Diagnostic criteria for carney complex

Content
Main criteria
  1. Spotty skin pigmentation with a typical distribution (lips, conjunctiva and inner or outer canthi, vaginal and penile mucosa)a)

  2. Myxoma (cutaneous and mucosal)a)

  3. Cardiac myxomaa)

  4. Breast myxomatosisa) or fat-suppressed magnetic resonance imaging findings suggestive of this diagnosis

  5. Primary pigmented nodular adrenocortical diseasea) or paradoxical positive response of urinary glucocorticosteroids to dexamethasone administration during Liddle’s test

  6. Acromegaly due to GH-producing adenomaa)

  7. Large-cell calcifying Sertoli cell tumora) or characteristic calcification on testicular ultrasonography

  8. Thyroid carcinomaa) or multiple, hypoechoic nodules on thyroid ultrasonography, in a young patient

  9. Psammomatous melanotic schwannomaa)

  10. Blue nevus, epithelioid blue nevus (multiple)a)
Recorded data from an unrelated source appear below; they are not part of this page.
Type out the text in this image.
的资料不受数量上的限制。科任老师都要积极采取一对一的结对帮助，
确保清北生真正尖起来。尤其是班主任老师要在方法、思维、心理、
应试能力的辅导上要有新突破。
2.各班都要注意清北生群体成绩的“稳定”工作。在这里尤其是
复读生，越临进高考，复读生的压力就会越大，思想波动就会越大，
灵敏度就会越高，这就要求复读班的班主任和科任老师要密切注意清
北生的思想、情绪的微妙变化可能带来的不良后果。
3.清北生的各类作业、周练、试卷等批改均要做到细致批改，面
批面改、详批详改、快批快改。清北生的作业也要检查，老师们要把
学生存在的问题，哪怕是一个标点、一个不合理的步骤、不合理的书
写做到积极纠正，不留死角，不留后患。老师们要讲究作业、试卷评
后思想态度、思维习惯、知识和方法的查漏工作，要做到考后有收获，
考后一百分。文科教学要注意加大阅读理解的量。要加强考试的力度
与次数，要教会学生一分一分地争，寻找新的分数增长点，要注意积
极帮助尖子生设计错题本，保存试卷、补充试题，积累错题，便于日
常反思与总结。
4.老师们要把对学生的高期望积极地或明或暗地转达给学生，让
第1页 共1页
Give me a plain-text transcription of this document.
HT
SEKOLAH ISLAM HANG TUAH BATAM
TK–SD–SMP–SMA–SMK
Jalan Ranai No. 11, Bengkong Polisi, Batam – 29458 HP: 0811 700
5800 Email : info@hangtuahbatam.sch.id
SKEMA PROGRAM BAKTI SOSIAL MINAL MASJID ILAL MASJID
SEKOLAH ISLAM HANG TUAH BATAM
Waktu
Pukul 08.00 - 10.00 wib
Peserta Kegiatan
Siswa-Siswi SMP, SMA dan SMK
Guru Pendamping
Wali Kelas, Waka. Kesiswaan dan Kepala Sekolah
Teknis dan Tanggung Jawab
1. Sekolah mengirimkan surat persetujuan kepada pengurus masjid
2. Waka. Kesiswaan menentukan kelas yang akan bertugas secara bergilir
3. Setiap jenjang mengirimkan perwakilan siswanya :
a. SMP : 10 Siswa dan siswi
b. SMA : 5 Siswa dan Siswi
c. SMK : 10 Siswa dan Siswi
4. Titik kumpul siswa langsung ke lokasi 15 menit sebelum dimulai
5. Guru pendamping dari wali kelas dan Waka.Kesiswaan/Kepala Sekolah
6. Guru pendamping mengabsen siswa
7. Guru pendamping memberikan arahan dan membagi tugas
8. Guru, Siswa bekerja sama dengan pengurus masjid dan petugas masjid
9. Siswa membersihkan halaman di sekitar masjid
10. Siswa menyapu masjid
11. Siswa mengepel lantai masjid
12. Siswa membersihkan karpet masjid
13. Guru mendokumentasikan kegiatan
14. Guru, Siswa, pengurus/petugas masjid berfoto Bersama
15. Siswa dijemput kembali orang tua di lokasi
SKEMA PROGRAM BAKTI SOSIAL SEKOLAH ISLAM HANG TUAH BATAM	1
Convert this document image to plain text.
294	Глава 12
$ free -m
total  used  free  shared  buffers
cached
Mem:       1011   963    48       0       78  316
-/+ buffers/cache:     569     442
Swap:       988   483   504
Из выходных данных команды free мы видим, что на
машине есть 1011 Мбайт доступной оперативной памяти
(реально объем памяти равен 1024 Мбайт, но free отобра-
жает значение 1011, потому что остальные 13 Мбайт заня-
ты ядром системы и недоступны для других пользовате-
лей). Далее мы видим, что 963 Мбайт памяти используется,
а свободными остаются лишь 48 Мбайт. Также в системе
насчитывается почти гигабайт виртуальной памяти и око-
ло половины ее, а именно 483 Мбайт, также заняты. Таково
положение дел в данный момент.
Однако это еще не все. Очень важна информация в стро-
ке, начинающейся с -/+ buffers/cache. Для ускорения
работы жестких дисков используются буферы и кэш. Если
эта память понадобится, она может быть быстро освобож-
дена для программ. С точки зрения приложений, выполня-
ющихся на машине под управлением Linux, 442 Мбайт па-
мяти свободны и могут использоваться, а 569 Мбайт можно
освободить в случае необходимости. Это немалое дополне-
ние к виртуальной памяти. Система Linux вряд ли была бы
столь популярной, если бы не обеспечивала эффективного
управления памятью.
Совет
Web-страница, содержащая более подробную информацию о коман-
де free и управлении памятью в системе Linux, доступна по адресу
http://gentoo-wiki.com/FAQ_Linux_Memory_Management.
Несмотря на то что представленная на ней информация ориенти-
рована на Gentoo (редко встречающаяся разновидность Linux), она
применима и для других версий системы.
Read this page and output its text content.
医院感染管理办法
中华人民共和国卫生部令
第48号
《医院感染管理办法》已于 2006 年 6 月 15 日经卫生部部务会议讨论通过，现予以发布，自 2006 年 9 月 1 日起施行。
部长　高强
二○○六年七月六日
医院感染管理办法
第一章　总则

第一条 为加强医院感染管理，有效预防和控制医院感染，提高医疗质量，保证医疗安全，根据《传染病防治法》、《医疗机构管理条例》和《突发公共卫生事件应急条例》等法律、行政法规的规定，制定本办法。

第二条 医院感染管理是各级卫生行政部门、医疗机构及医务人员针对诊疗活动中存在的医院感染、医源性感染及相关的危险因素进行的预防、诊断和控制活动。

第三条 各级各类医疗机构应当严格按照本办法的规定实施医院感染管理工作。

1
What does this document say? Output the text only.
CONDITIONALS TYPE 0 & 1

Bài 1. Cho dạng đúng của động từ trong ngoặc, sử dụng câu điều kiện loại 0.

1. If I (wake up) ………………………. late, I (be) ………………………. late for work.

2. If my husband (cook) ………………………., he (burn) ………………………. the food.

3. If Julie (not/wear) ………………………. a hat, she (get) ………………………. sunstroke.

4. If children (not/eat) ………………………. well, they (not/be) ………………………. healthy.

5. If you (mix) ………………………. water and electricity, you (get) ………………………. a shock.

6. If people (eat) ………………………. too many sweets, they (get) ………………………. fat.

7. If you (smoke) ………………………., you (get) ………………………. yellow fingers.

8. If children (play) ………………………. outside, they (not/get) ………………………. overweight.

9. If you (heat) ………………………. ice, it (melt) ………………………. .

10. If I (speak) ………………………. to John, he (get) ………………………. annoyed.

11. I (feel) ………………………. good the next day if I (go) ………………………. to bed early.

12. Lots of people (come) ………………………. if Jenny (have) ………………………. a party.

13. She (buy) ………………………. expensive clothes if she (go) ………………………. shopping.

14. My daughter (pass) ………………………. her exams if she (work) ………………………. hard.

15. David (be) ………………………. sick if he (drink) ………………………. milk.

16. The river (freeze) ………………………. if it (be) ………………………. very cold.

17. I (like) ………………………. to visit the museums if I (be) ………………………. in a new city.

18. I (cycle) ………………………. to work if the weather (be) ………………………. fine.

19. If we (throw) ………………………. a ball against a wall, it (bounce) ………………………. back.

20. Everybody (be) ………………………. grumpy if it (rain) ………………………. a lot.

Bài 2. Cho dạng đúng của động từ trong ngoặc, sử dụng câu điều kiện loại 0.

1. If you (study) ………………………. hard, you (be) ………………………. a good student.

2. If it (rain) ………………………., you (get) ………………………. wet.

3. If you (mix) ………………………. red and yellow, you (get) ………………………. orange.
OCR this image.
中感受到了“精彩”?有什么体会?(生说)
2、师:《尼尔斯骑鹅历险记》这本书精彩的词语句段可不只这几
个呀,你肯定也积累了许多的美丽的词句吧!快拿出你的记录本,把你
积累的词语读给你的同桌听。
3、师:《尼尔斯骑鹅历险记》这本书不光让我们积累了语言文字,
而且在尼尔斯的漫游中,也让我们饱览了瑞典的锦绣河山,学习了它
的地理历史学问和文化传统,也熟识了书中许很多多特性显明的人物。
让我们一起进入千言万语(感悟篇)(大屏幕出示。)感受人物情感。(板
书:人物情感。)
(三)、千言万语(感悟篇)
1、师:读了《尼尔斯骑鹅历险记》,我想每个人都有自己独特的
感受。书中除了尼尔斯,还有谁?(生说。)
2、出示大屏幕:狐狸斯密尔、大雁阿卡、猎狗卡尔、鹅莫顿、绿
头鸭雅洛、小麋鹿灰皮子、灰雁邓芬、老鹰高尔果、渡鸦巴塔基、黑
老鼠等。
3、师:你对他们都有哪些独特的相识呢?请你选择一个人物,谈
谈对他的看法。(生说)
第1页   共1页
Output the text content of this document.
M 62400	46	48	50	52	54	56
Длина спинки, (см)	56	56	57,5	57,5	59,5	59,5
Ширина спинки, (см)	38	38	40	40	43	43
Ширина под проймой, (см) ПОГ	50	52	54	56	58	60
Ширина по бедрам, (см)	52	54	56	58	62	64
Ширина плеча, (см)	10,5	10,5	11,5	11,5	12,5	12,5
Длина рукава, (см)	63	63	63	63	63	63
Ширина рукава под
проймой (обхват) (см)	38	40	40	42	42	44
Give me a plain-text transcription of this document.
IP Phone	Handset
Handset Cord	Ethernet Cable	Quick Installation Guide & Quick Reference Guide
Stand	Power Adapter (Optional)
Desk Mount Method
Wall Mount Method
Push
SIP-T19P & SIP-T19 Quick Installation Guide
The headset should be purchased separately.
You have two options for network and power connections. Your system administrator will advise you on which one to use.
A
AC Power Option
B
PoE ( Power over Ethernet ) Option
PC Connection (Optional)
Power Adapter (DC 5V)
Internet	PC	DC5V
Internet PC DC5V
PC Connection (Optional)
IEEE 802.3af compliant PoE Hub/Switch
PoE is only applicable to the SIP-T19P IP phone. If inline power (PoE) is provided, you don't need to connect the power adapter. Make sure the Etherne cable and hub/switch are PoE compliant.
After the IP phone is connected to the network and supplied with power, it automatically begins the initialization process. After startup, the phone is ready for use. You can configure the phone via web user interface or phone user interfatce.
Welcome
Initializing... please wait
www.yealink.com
  11. Breast ductal adenoma (multiple)a)

  12. Osteochondromyxomaa)

Supplemental criteria
  1. Affected first-degree relative

  2. Inactivating mutation of the PRKAR1A gene

To make a diagnosis of Carney complex, a patient must exhibit either: (1) two of the manifestations of the disease listed or (2) one of these manifestations and meet one of the supplemental criteria (an affected first-degree relative or an inactivating mutation of the PRKAR1A gene). From Stratakis, et al. J Clin Endocrinol Metab 2001;86:4041–6 [6].

a)

With histologic confirmation.

Footnotes

CONFLICT OF INTEREST

No potential conflict of interest relevant to this article was reported.